Hij keek me verrast aan. ‘Ga je niet weg?’ vroeg hij, naar me toe buigend.

‘Alles in me roept dat ik dat wel zou moeten doen,’ zei ik, nog steeds niet zeker van mijn beslissing. ‘Maar ja, ik probeer immers allemaal nieuwe dingen uit.’

Toen sloot ik mijn ogen en liet het over me heen komen.

We zoenden heel lang—niet heet en heftig, maar zacht, warm en zoekend. Twee mensen die bij elkaar iets zochten: iets wat we beiden waren kwijtgeraakt en niet precies wisten te vinden.

‘Zullen we opnieuw beginnen?’ vroeg Alex, me stevig tegen zich aan drukkend.

Voor het eerst sinds mijn komst naar New York had ik het echt koud.

‘En doen alsof dit alles nooit is gebeurd?’

Ik knikte. ‘Klinkt goed.’

Toen keken we weer uit over de stad.

De zon was allang uit de hemel verdwenen. Een geruststellende deken van duisternis lag nu over New York, met het verlichte Empire State Building en het Chrysler Building als kolossale nachtlampen om iedereen te beschermen. Het zag er totaal anders uit dan overdag, dit magische eiland dat hier, helemaal in zijn eentje, uitdagend lag te sprankelen.

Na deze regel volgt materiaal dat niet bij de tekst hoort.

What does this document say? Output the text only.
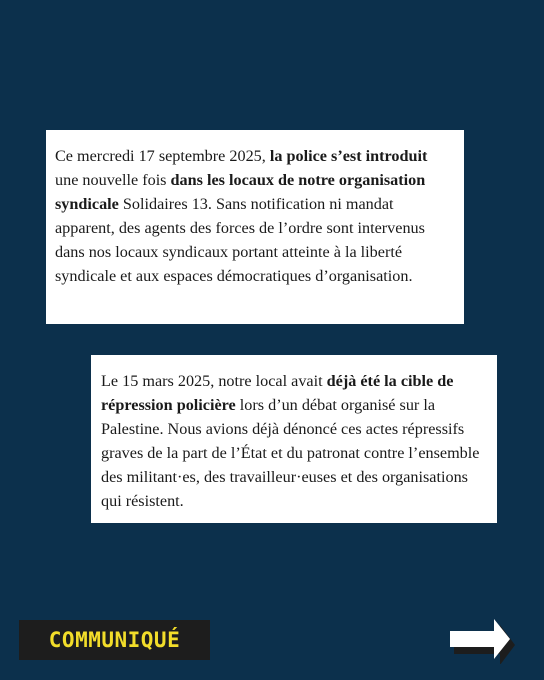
Ce mercredi 17 septembre 2025, la police s’est introduit une nouvelle fois dans les locaux de notre organisation syndicale Solidaires 13. Sans notification ni mandat apparent, des agents des forces de l’ordre sont intervenus dans nos locaux syndicaux portant atteinte à la liberté syndicale et aux espaces démocratiques d’organisation.

Le 15 mars 2025, notre local avait déjà été la cible de répression policière lors d’un débat organisé sur la Palestine. Nous avions déjà dénoncé ces actes répressifs graves de la part de l’État et du patronat contre l’ensemble des militant·es, des travailleur·euses et des organisations qui résistent.

COMMUNIQUÉ
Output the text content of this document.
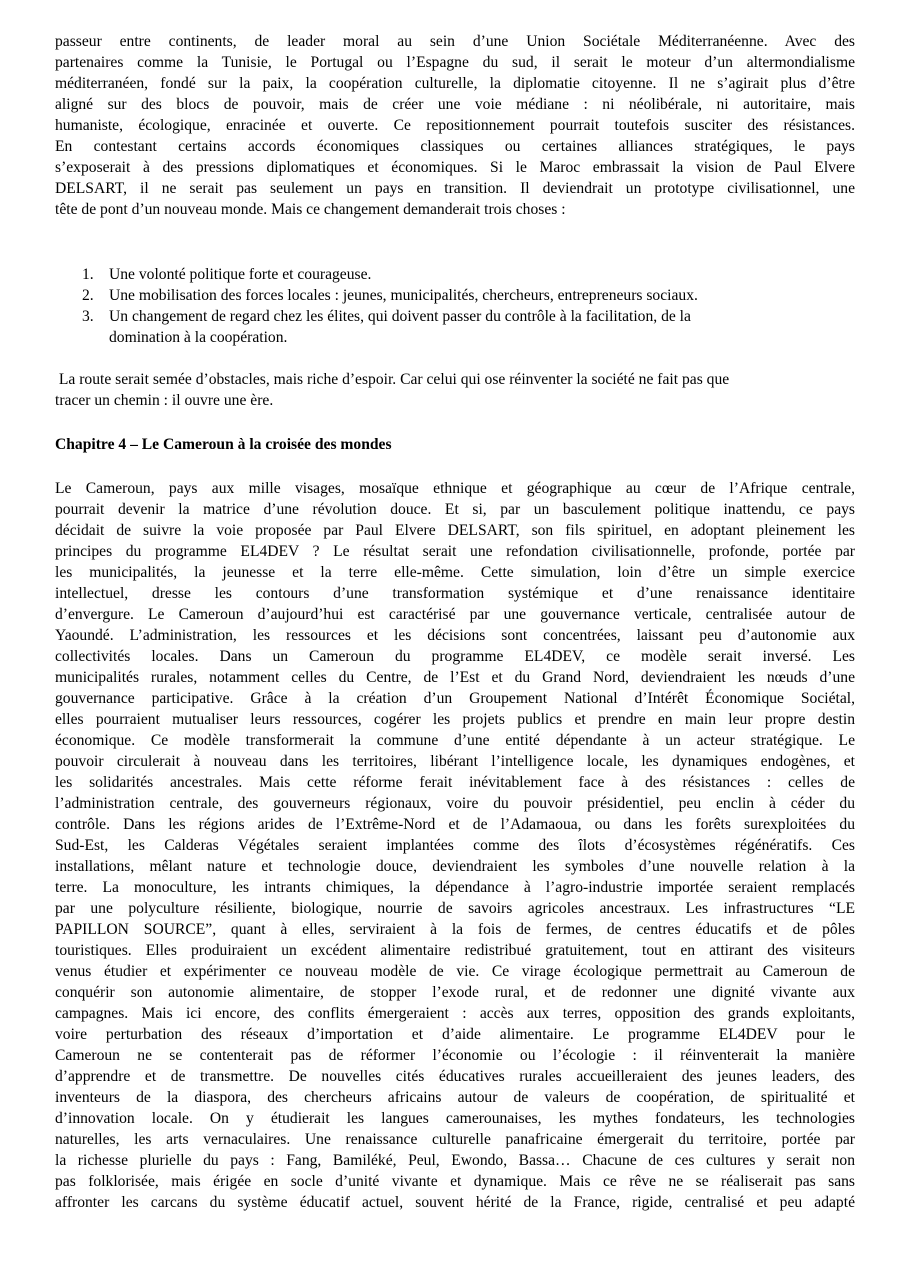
passeur entre continents, de leader moral au sein d’une Union Sociétale Méditerranéenne. Avec des
partenaires comme la Tunisie, le Portugal ou l’Espagne du sud, il serait le moteur d’un altermondialisme
méditerranéen, fondé sur la paix, la coopération culturelle, la diplomatie citoyenne. Il ne s’agirait plus d’être
aligné sur des blocs de pouvoir, mais de créer une voie médiane : ni néolibérale, ni autoritaire, mais
humaniste, écologique, enracinée et ouverte. Ce repositionnement pourrait toutefois susciter des résistances.
En contestant certains accords économiques classiques ou certaines alliances stratégiques, le pays
s’exposerait à des pressions diplomatiques et économiques. Si le Maroc embrassait la vision de Paul Elvere
DELSART, il ne serait pas seulement un pays en transition. Il deviendrait un prototype civilisationnel, une
tête de pont d’un nouveau monde. Mais ce changement demanderait trois choses :
1. Une volonté politique forte et courageuse.
2. Une mobilisation des forces locales : jeunes, municipalités, chercheurs, entrepreneurs sociaux.
3. Un changement de regard chez les élites, qui doivent passer du contrôle à la facilitation, de la
domination à la coopération.
La route serait semée d’obstacles, mais riche d’espoir. Car celui qui ose réinventer la société ne fait pas que
tracer un chemin : il ouvre une ère.
Chapitre 4 – Le Cameroun à la croisée des mondes
Le Cameroun, pays aux mille visages, mosaïque ethnique et géographique au cœur de l’Afrique centrale,
pourrait devenir la matrice d’une révolution douce. Et si, par un basculement politique inattendu, ce pays
décidait de suivre la voie proposée par Paul Elvere DELSART, son fils spirituel, en adoptant pleinement les
principes du programme EL4DEV ? Le résultat serait une refondation civilisationnelle, profonde, portée par
les municipalités, la jeunesse et la terre elle-même. Cette simulation, loin d’être un simple exercice
intellectuel, dresse les contours d’une transformation systémique et d’une renaissance identitaire
d’envergure. Le Cameroun d’aujourd’hui est caractérisé par une gouvernance verticale, centralisée autour de
Yaoundé. L’administration, les ressources et les décisions sont concentrées, laissant peu d’autonomie aux
collectivités locales. Dans un Cameroun du programme EL4DEV, ce modèle serait inversé. Les
municipalités rurales, notamment celles du Centre, de l’Est et du Grand Nord, deviendraient les nœuds d’une
gouvernance participative. Grâce à la création d’un Groupement National d’Intérêt Économique Sociétal,
elles pourraient mutualiser leurs ressources, cogérer les projets publics et prendre en main leur propre destin
économique. Ce modèle transformerait la commune d’une entité dépendante à un acteur stratégique. Le
pouvoir circulerait à nouveau dans les territoires, libérant l’intelligence locale, les dynamiques endogènes, et
les solidarités ancestrales. Mais cette réforme ferait inévitablement face à des résistances : celles de
l’administration centrale, des gouverneurs régionaux, voire du pouvoir présidentiel, peu enclin à céder du
contrôle. Dans les régions arides de l’Extrême-Nord et de l’Adamaoua, ou dans les forêts surexploitées du
Sud-Est, les Calderas Végétales seraient implantées comme des îlots d’écosystèmes régénératifs. Ces
installations, mêlant nature et technologie douce, deviendraient les symboles d’une nouvelle relation à la
terre. La monoculture, les intrants chimiques, la dépendance à l’agro-industrie importée seraient remplacés
par une polyculture résiliente, biologique, nourrie de savoirs agricoles ancestraux. Les infrastructures “LE
PAPILLON SOURCE”, quant à elles, serviraient à la fois de fermes, de centres éducatifs et de pôles
touristiques. Elles produiraient un excédent alimentaire redistribué gratuitement, tout en attirant des visiteurs
venus étudier et expérimenter ce nouveau modèle de vie. Ce virage écologique permettrait au Cameroun de
conquérir son autonomie alimentaire, de stopper l’exode rural, et de redonner une dignité vivante aux
campagnes. Mais ici encore, des conflits émergeraient : accès aux terres, opposition des grands exploitants,
voire perturbation des réseaux d’importation et d’aide alimentaire. Le programme EL4DEV pour le
Cameroun ne se contenterait pas de réformer l’économie ou l’écologie : il réinventerait la manière
d’apprendre et de transmettre. De nouvelles cités éducatives rurales accueilleraient des jeunes leaders, des
inventeurs de la diaspora, des chercheurs africains autour de valeurs de coopération, de spiritualité et
d’innovation locale. On y étudierait les langues camerounaises, les mythes fondateurs, les technologies
naturelles, les arts vernaculaires. Une renaissance culturelle panafricaine émergerait du territoire, portée par
la richesse plurielle du pays : Fang, Bamiléké, Peul, Ewondo, Bassa… Chacune de ces cultures y serait non
pas folklorisée, mais érigée en socle d’unité vivante et dynamique. Mais ce rêve ne se réaliserait pas sans
affronter les carcans du système éducatif actuel, souvent hérité de la France, rigide, centralisé et peu adapté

We dwaalden over het dak. Alex wees me zijn favoriete herkenningspunten aan; ik maakte grappige vergelijkingen met Black-pool, die hem eigenlijk ontgingen. En ik bedacht dat als een stad al zo volledig kon veranderen, enkel omdat de zon was ondergegaan, dat ikzelf dan misschien ook wel kon leren wat wijzigingen door te voeren.